First, let’s go over some key terminology. Stable diffusion is a deep learning text-to-image model that generates images based on a written prompt. ChatGPT is a large language model developed by OpenAI that can interact in a conversational format through text.
Our key strategies include prompt-based learning, which is a method to train large language models without the need for retraining or fine-tuning, and chain of thoughts, which involves providing a stable diffusion prompt to ChatGPT along with an explanation of each component in the prompt.
We have used stable diffusion to generate images with and without specific modifiers.
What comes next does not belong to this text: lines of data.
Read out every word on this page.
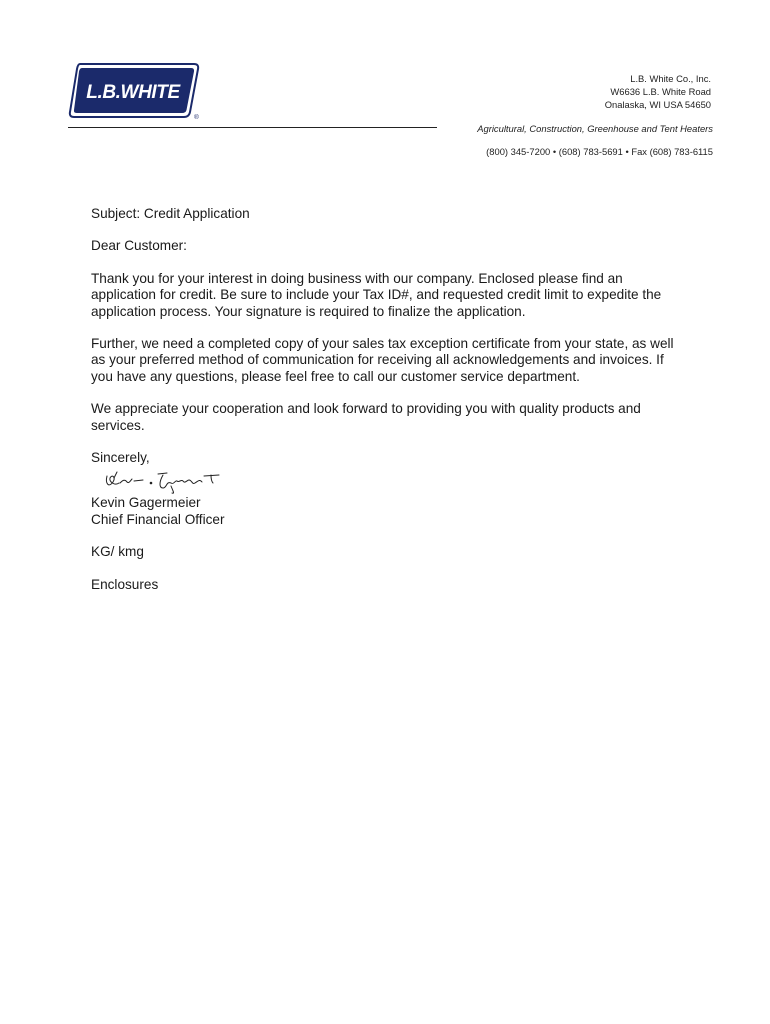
L.B.WHITE
®
L.B. White Co., Inc.
W6636 L.B. White Road
Onalaska, WI USA 54650
Agricultural, Construction, Greenhouse and Tent Heaters
(800) 345-7200 • (608) 783-5691 • Fax (608) 783-6115

Subject: Credit Application

Dear Customer:

Thank you for your interest in doing business with our company. Enclosed please find an application for credit. Be sure to include your Tax ID#, and requested credit limit to expedite the application process. Your signature is required to finalize the application.

Further, we need a completed copy of your sales tax exception certificate from your state, as well as your preferred method of communication for receiving all acknowledgements and invoices. If you have any questions, please feel free to call our customer service department.

We appreciate your cooperation and look forward to providing you with quality products and services.

Sincerely,

Kevin Gagermeier

Chief Financial Officer

KG/ kmg

Enclosures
By adding trending modifiers such as lighting and composition, the relevance and aesthetic quality of the images improve.
Our research question is whether we can use ChatGPT to automate the prompt generation process and create relevant and aesthetically pleasing stable diffusion prompts.
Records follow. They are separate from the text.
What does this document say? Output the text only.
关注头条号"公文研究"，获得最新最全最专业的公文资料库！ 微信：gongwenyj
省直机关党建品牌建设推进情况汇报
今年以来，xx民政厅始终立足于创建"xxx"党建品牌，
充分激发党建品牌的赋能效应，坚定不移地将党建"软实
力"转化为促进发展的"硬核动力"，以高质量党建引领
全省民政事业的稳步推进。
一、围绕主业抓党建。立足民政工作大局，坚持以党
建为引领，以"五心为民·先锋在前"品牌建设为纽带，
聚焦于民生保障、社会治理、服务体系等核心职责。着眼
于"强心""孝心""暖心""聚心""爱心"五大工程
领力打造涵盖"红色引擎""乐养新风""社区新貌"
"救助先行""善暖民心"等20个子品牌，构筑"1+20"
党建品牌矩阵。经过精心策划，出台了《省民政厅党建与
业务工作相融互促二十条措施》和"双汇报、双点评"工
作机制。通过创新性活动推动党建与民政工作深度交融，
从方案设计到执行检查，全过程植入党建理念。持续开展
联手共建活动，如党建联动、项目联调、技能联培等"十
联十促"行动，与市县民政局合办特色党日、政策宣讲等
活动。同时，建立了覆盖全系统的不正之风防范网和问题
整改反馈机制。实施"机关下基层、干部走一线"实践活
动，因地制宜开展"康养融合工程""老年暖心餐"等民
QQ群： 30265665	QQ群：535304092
Our solution involves prompt-based learning and the steps in reasoning to reconstruct a user prompt input to be more suitable for the stable diffusion model. We help ChatGPT identify patterns and components that make up a high-quality prompt by providing input-output examples and detailed explanations.
To evaluate our methods, we conducted a blind test ranking of images generated by each prompt method. The results showed that the control (ChatGPT plus chain of thoughts reasoning) outperformed our methods in terms of aesthetics.
From our experiments, we made three key observations. First, ChatGPT is capable of creating highly detailed prompts with aesthetically pleasing modifiers. Second, the combination of ChatGPT’s modifiers may not always perform well with unseen test prompts, resulting in lower quality and relevance. Third, ChatGPT’s modifiers can sometimes be unrelated to the original prompt, as aesthetic modifiers are prioritized.
In conclusion, ChatGPT has the capability to create detailed and relevant stable diffusion prompts with carefully written instructions. Further research can be done to find the optimal task description and chain of thought reasoning that generates the most relevant and aesthetically pleasing images.